9/25/2010

More NonSense: Personal Expression on the Internet

The challenge for their managers is a subtle one: How to infuse their coverage with the distinctive human voices of journalistic observers who no longer wish to suppress their personal perspectives, while also insuring that the big megaphones they own do not turn into amplifiers of treacherous rumors, personal vendettas, or partisan lies.

- Scott Rosenberg on the new journalism fostered by the Internet

PR isn't journalism, but it's getting more social, and smarter PR people realize that they, too, have a stake in showing some integrity. Think tanks and NGOs increasingly are filling a journalistic role.

- Dan Gillmor responds

The original Everybody Draw Mohammed Day poster by Molly Norris
The original Everybody Draw Mohammed Day poster by Molly Norris
...we should all be clear that it's almost certain that Norris made the imam's list not for this expression of her ideas but because folks turned her expression into a Facebook campaign that garnered a lot of attention despite Norris wishing to be disassociated from it. Nice job, you dumbasses.
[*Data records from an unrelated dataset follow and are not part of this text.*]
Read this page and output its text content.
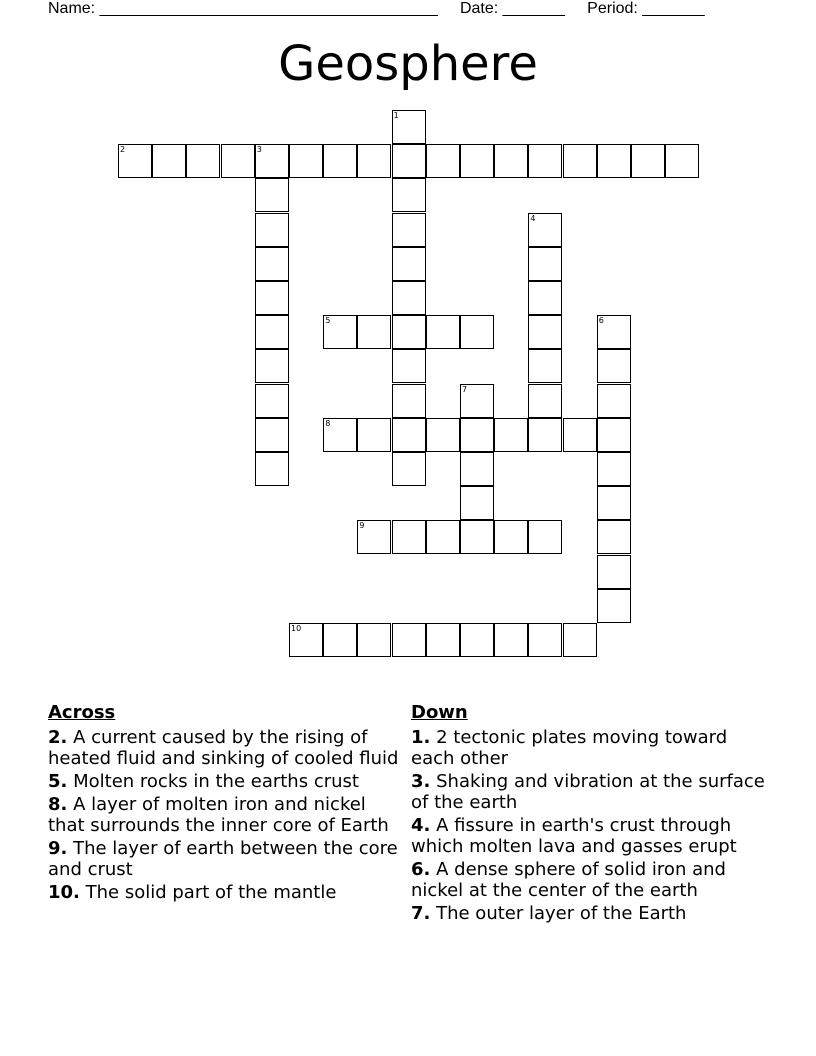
Name: ______________________________________ Date: _______ Period: _______
Geosphere
1
2	3
4
5	6
7
8
9
10
Across
2. A current caused by the rising of heated fluid and sinking of cooled fluid
5. Molten rocks in the earths crust
8. A layer of molten iron and nickel that surrounds the inner core of Earth
9. The layer of earth between the core and crust
10. The solid part of the mantle
Down
1. 2 tectonic plates moving toward each other
3. Shaking and vibration at the surface of the earth
4. A fissure in earth's crust through which molten lava and gasses erupt
6. A dense sphere of solid iron and nickel at the center of the earth
7. The outer layer of the Earth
- Tom Spurgeon on Molly Norris and the campaign she inspired

Update: Tom has more to say about Norris and the Danish cartoon controversy:

That this remains an issue in the news speaks to the broad, bland immaturity of the modern political world and the obvious, sad fact that nothing was learned. In fact, learning was resisted. Almost no one's conduct during that time was challenged or questioned, no matter how self-serving the subsequent spin.